Pero a eso, Jonás no contestó. Tenía la cabeza gacha, como si estuviera avergonzado. Y Merardo pensó que, probablemente, lo estaba.
Merardo pensó que tampoco tenía idea de cómo iban a salir de allí, pero ahora que lo mencionaba, supuso que ésa era otra razón para que Jonás hubiera explotado como lo había hecho, una más que suficiente. Eso no impedía considerar que ahora tocase exprimirse el cerebro para empezar a pensar en sus posibilidades. Todo el asunto empezaba a perder su encanto; de hecho, empezó a perderlo cuando cayeron por la rampa sin posibilidad de volver atrás. El descubrimiento de la esfera le había interesado lo bastante como para olvidarse de lo delicado de la situación, pero ahora tenía que concentrarse.
Concentrarse.
—Oye… —dijo con prudencia, como si le hablara al detonador de una bomba de relojería—. Vamos a volver con la geoda, ¿te parece?
Jonás se estremeció.
—Es nuestra mejor opción —explicó Merardo—. No podemos subir ni bajar por aquí…

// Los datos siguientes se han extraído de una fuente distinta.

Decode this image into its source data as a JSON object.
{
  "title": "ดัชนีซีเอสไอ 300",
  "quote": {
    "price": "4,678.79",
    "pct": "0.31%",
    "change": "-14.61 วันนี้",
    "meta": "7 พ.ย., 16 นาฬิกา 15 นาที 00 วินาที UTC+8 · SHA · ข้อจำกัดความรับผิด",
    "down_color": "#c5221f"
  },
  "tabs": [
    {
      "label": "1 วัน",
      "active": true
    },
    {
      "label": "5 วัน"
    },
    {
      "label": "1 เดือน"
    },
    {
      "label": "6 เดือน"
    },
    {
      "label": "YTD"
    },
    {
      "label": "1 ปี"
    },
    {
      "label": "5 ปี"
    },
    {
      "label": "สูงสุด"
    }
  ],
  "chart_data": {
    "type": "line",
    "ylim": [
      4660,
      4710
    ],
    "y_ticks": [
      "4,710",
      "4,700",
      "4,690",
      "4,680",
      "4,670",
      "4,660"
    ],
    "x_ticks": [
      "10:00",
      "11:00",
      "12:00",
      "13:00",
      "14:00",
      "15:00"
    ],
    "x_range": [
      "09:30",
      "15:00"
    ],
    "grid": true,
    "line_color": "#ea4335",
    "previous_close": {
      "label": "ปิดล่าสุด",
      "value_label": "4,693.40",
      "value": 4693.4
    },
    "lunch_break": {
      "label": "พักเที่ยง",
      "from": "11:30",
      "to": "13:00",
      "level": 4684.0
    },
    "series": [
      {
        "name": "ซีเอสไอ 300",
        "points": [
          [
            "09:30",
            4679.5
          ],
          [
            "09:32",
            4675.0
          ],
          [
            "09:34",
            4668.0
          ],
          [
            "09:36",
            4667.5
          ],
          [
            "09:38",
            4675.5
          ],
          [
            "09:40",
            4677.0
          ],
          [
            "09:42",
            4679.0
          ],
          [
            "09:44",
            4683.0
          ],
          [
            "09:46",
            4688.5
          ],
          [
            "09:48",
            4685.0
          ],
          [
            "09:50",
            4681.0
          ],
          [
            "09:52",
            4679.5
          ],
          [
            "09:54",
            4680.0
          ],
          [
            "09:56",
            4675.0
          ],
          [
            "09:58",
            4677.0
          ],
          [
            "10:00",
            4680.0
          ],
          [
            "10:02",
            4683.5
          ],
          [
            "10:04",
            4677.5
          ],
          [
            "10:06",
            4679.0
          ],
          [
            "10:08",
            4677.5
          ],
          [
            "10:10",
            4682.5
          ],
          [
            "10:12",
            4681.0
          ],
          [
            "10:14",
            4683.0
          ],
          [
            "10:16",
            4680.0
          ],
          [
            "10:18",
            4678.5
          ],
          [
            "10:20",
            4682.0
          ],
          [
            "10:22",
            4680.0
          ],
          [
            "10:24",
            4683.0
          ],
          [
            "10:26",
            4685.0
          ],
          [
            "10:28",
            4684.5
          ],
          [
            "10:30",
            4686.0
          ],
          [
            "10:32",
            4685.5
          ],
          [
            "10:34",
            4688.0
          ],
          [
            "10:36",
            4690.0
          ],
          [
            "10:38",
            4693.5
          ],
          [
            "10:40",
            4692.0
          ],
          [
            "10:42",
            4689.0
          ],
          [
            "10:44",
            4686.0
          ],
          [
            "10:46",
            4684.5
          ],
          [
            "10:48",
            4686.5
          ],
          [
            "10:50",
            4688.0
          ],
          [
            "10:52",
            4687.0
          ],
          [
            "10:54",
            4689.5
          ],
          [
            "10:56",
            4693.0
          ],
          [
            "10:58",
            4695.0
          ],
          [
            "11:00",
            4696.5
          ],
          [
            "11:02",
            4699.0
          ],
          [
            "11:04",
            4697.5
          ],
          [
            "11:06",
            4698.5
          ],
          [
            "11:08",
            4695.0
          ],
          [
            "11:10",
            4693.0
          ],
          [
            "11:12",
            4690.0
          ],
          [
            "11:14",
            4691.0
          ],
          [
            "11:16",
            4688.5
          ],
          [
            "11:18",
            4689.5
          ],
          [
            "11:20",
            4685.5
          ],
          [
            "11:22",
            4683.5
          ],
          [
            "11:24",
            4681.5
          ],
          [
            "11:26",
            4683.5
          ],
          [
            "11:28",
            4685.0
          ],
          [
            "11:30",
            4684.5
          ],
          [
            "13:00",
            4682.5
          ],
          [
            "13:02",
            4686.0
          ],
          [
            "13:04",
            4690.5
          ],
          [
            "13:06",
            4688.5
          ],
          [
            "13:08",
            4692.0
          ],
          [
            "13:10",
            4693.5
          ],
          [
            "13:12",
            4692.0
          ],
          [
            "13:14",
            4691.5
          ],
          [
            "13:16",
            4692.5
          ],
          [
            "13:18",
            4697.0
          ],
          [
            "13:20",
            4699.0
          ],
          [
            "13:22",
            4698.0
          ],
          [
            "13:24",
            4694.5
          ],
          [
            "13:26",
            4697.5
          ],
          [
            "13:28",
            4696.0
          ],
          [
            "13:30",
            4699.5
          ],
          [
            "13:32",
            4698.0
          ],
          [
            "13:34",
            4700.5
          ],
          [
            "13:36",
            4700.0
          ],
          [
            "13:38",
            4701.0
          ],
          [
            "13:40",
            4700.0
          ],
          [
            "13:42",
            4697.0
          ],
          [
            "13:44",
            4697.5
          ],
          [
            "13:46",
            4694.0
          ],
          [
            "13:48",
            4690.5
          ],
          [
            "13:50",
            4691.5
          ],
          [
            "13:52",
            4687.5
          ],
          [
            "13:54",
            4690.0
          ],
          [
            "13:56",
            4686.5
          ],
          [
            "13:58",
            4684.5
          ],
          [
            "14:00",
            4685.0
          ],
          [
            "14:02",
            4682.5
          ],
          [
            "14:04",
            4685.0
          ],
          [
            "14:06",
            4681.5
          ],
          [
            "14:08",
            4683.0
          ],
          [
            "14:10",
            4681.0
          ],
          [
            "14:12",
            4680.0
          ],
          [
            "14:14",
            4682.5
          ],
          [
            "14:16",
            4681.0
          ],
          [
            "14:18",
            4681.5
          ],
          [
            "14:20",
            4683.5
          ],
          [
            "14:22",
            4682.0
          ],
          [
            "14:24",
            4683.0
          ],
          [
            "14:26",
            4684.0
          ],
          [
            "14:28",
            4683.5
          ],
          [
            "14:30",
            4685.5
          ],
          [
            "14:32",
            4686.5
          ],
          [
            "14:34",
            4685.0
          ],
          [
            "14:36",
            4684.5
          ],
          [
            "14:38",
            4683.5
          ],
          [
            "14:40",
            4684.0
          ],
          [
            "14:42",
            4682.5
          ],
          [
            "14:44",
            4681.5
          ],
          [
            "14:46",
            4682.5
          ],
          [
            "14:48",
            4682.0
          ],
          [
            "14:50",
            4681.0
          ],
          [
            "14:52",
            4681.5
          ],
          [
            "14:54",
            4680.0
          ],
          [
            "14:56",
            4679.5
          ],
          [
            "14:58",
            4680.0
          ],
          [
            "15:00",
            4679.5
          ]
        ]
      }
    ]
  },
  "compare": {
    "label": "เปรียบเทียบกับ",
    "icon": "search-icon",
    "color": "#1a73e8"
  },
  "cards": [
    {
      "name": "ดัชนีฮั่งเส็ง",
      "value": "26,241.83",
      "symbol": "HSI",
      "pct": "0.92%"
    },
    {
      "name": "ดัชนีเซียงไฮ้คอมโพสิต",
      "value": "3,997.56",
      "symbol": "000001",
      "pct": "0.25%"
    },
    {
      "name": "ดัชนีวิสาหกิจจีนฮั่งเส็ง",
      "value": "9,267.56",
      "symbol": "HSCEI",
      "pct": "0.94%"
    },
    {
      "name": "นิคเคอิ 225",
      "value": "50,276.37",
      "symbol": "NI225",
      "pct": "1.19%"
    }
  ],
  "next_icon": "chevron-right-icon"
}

A Jonás no le gustaba la idea, pero quedarse allí no era mejor, así que asintió despacio.
Volvieron sobre sus pasos. Merardo tuvo cuidado de no dejar que la pantalla se apagase en ningún momento deslizando continuamente el dedo sobre ella. También procuró andar despacio, para que Jonás no se quedara atrás. No quería que se quedara sumido en la oscuridad de nuevo, y estaba claro que él tampoco lo deseaba a juzgar por cómo se pegaba a su espalda.
De repente, Merardo se detuvo.
—Un momento —dijo.
Se acercó a la pared de roca y miró hacia arriba. Le había parecido ver algo, una especie de discontinuidad, como una línea que cortaba la textura de la gruta unos cuatro metros más arriba. Levantó la mano con el móvil y entonces se hizo evidente: no era un corte, era una segunda cornisa, que recorría la pared a ese nivel.